RN, with their figurehead Marine Le Pen, currently enjoy an eight-point lead in the polls, running on a platform that proposes restricting the rights of immigrants in France. Among their policies is the “national preference” plan, which would afford priority to those born in France when seeking employment or social benefits.

Though the human rights commission report found that 69 per cent of those polled do not support the RN’s “national preference” plan, they added that wider support for RN has allowed their more extreme policies to influence legislation. The report claimed that an immigration law proposed by the government in February 2023 “contained echoes of the ‘national preference’, adding that the debates surrounding it amplified this xenophobic trend”.

The “national preference” policy, they say, is in “frontal opposition to the principles of equality, fraternity and freedom” enshrined in the French constitution and will embolden racist opinions.

According to the report, 51 per cent of survey respondents from the general population said they don’t feel at home in France anymore, compared to 43 per cent of French citizens last year. The commission said they believed this increase was linked to a rejection of immigration worsened by the prominence of the far-right. Support for this sentiment rises to 91 per cent among RN supporters, the report found.

When asked what was causing national insecurity, the report’s authors found that 43 per cent of French residents blamed immigration, compared to 83 per cent of RN supporters.

The party’s 28-year-old leader Jordan Bardella pledged to “restore faith in France and its greatness” in a recent public speech, suggesting that a “cultural battle” is necessary to achieve this.

Ms Le Pen told regional newspaper Le Telegramme de Brest in an interview published on Thursday: “Immigration is the elephant in the room. We don’t know how much it costs.”

Should RN become the single largest party in parliament in the wake of this election, taking place over two rounds of voting on 30 June and 7 July, Mr Bardella could assume the role of French prime minister in a power-sharing agreement known as “cohabitation” with Mr Macron. France has had three periods of “cohabitation” – when the president and government were from opposite political camps – in its post-war history.

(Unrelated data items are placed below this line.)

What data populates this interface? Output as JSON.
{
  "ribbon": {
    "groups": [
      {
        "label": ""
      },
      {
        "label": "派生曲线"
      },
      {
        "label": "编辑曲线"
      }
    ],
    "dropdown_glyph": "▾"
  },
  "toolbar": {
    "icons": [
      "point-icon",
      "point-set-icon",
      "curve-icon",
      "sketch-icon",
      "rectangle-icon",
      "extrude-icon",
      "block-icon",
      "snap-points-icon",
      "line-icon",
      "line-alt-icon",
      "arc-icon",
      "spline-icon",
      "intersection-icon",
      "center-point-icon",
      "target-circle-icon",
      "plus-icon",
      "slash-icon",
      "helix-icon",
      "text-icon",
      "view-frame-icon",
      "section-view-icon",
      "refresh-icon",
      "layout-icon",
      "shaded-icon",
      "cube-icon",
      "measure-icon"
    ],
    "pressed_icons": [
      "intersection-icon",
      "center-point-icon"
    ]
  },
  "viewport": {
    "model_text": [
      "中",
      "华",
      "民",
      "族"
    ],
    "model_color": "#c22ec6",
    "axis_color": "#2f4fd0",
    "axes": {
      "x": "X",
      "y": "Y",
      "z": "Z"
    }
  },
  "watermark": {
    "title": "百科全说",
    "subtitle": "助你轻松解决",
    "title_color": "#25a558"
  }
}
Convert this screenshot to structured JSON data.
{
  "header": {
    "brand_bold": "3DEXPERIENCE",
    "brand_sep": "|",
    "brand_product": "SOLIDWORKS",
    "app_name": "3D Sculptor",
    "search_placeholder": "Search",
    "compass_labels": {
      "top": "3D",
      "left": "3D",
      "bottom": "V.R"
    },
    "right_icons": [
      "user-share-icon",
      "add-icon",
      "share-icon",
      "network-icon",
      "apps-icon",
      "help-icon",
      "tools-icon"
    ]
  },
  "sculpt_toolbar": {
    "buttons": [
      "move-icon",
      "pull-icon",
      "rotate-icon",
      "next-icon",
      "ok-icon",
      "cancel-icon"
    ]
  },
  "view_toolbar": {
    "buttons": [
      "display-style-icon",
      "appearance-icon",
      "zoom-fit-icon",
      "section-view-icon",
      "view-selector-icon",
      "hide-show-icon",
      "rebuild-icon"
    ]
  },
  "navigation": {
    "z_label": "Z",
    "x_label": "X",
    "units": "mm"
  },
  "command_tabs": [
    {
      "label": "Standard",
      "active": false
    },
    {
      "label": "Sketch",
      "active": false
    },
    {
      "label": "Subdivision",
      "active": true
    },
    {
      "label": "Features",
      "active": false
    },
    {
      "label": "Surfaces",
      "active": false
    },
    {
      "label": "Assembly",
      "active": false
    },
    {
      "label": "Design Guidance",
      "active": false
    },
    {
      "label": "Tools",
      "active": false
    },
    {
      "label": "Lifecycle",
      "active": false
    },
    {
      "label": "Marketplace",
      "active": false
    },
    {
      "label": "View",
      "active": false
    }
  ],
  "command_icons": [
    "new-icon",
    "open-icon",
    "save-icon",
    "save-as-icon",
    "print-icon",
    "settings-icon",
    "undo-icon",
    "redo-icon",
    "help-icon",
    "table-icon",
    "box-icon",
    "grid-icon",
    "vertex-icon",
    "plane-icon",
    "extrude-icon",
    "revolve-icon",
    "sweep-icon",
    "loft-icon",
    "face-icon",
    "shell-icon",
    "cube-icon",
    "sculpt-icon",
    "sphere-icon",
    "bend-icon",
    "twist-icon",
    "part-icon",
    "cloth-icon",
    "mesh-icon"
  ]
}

“On the choice of prime minister, the president has understood he doesn’t have much of a choice, as Jordan Bardella will have a mandate from the French people,” Ms Le Pen told Le Telegramme de Brest.

Opinion polls consistently suggest the anti-immigrant, eurosceptic RN has a comfortable lead, with a left-wing coalition in second place and Mr Macron’s centrists in third. However, the big unknown is whether the RN can win an absolute majority of 289 seats or more in the National Assembly. The latest poll, published on Wednesday by Ifop, projected it and its allies would get 220 to 260 seats.

Ms Le Pen predicted Mr Macron would find this uncomfortable, even hinting that she thought he may throw in the towel early.

“I don’t know what his reaction will be. Given his arrogance, will he put up with it for long?” she said.

Ms Le Pen also appeared to suggest Mr Bardella, as prime minister, will also take over at least some decisions on France’s defence and its armed forces. “For the president, being head of the military is an honorific title as it’s the prime minister who holds the purse strings,” she said.

Defence minister Sebastien Lecornu, hit back. “The constitution is not honorific,” he said in a post on X, formerly Twitter, going on to quote a 1962 address by then president Charles de Gaulle on the head of state’s extensive powers.

Deputy foreign minister Jean-Noel Barrot told the TV channel TF: “How arrogant of Marine Le Pen to consider that the RN has already won the election.”